El comandante supremo de cada cuerpo es el gobernador del estado respectivo, quien puede convocarla para hacer frente a desastres naturales o disturbios civiles de gran escala, como sucedió en California durante el llamado “Los Angeles riot” de 1992.

Puede ser convocada por el presidente estadounidense para asignarle misiones en el territorio del país o fuera de él, como en efecto ha ocurrido, en casos de necesidad, casos en los que, si la participación es en el exterior, los cuerpos convocados se integran temporalmente a los ejércitos regulares, de los que, por ley, son reserva.

Es precisamente por esta última función que existe, dentro del Departamento de Defensa, una unidad -la Oficina de la Guardia Nacional- que debe ocuparse de la supervisión del sistema, para asegurar el cumplimiento de las normas y los estándares fijados por el congreso federal, así como de supervisar que se haga un uso debido de los materiales, equipos y demás pertrechos suministrados por el Gobierno federal, a quien por ley le corresponde hacerlo.

A cargo de la mencionada oficina está un militar de carrera, con rango de general, pero los miembros de las diferentes milicias integrantes de la “guardia nacional” no son regulares y solo se reúnen, para ejercicios de entrenamiento, los fines de semana y, esporádicamente, por periodos más largos, usualmente no más de una semana.

Ese modelo plantea un instituto complejo, con profunda raigambre histórica estadounidense, no regular, con una misión precisa y sin funciones policiacas, sino militares, que interviene solo en casos extremos de excepción.

La Constitución Política de los Estados Unidos Mexicanos vigente, como su antecesora de 1857, lo adoptó, mencionando la institución, sin definirla.

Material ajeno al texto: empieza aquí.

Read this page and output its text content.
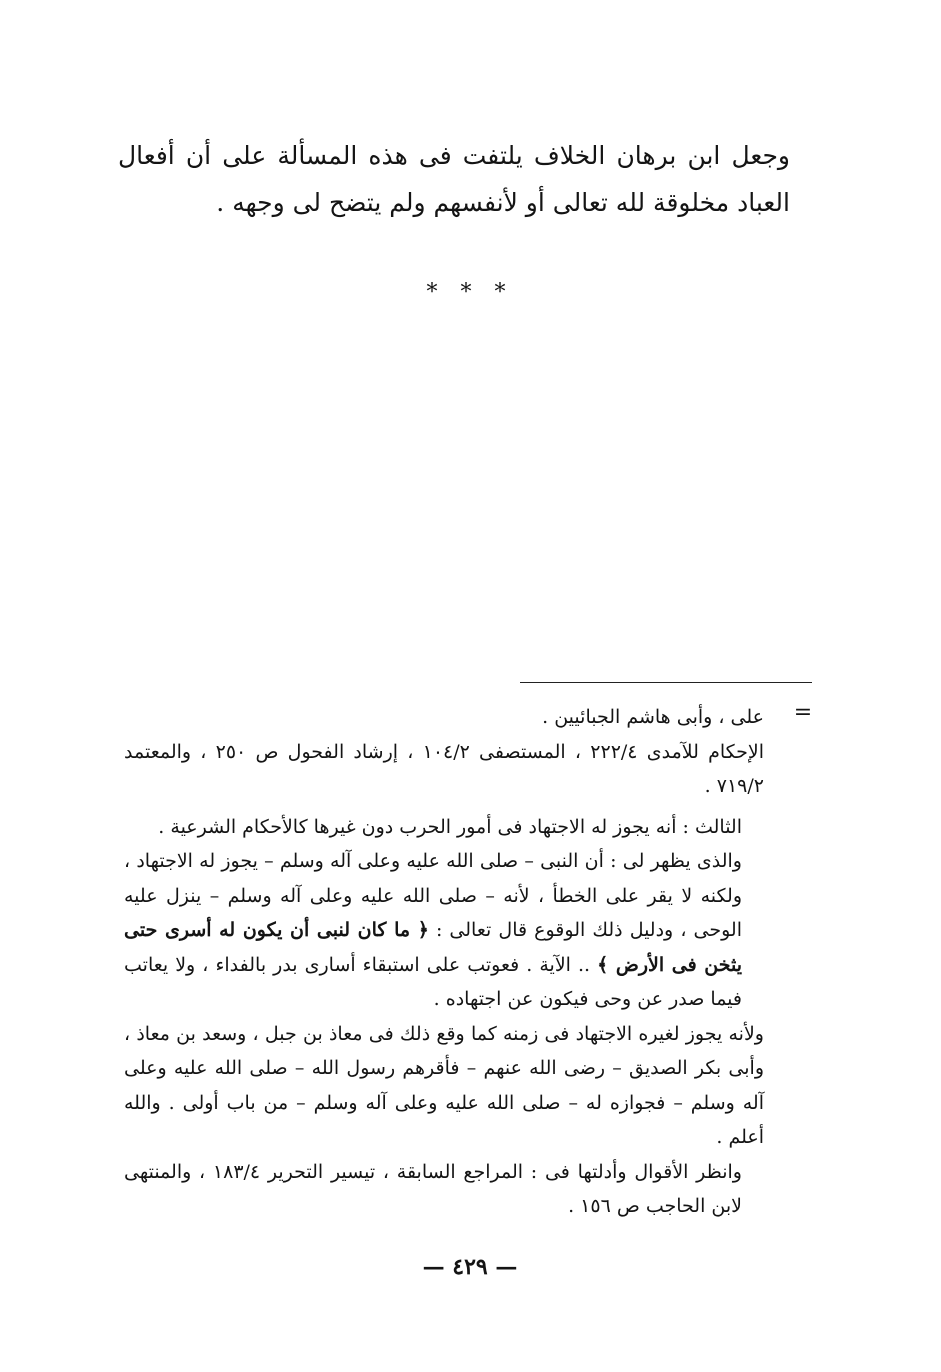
وجعل ابن برهان الخلاف يلتفت فى هذه المسألة على أن أفعال العباد مخلوقة لله تعالى أو لأنفسهم ولم يتضح لى وجهه .

* * *
=

على ، وأبى هاشم الجبائيين .

الإحكام للآمدى ٢٢٢/٤ ، المستصفى ١٠٤/٢ ، إرشاد الفحول ص ٢٥٠ ، والمعتمد ٧١٩/٢ .

الثالث : أنه يجوز له الاجتهاد فى أمور الحرب دون غيرها كالأحكام الشرعية .

والذى يظهر لى : أن النبى – صلى الله عليه وعلى آله وسلم – يجوز له الاجتهاد ، ولكنه لا يقر على الخطأ ، لأنه – صلى الله عليه وعلى آله وسلم – ينزل عليه الوحى ، ودليل ذلك الوقوع قال تعالى : ﴿ ما كان لنبى أن يكون له أسرى حتى يثخن فى الأرض ﴾ .. الآية . فعوتب على استبقاء أسارى بدر بالفداء ، ولا يعاتب فيما صدر عن وحى فيكون عن اجتهاده .

ولأنه يجوز لغيره الاجتهاد فى زمنه كما وقع ذلك فى معاذ بن جبل ، وسعد بن معاذ ، وأبى بكر الصديق – رضى الله عنهم – فأقرهم رسول الله – صلى الله عليه وعلى آله وسلم – فجوازه له – صلى الله عليه وعلى آله وسلم – من باب أولى . والله أعلم .

وانظر الأقوال وأدلتها فى : المراجع السابقة ، تيسير التحرير ١٨٣/٤ ، والمنتهى لابن الحاجب ص ١٥٦ .

— ٤٢٩ —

Ha sido letra muerta por dos principales razones: Porque en México no existían cuerpos como los descritos, y porque nunca fueron creados, seguramente a raíz del riesgo que hubieran representado para la frágil paz interior debida a la volátil situación política de todo el primer siglo de existencia independiente de México.

Las circunstancias de tiempo y lugar en que nació la figura en cuestión explican su génesis y evolución, tanto como justifican su existencia en los Estados unidos, que no son ni remotamente las imperantes en el México de nuestros días, que demandan creatividad informada e inteligente, para diseñar las estrategias adecuadas a la solución de la maraña cada vez más enredada de problemas delincuenciales, es decir, policiacos, no militares.

Impera en México, hace ya varios lustros, una “perturbación grave de la paz pública, o de cualquier otro que ponga a la sociedad en grave peligro o conflicto”, que en los términos del artículo 29 constitucional, amerita la adopción de las medidas de emergencia ahí previstas, pero en lugar de ello, y sin satisfacer los requisitos que ese artículo establece, se ha militarizado la función policiaca y, en los hechos, se han efectuado acciones ilegales que, para peor, no han conducido al resultado apetecido.

Hoy, que se pretende utilizar aquélla figura para satisfacer objetivos distintos de los que le son propios, cabe preguntarse: ¿Hay razón para suponer que el artificio de crear un nuevo cuerpo policiaco, dentro de las Fuerzas Armadas y bajo su mando, bastará para resolver la crisis estructural presente?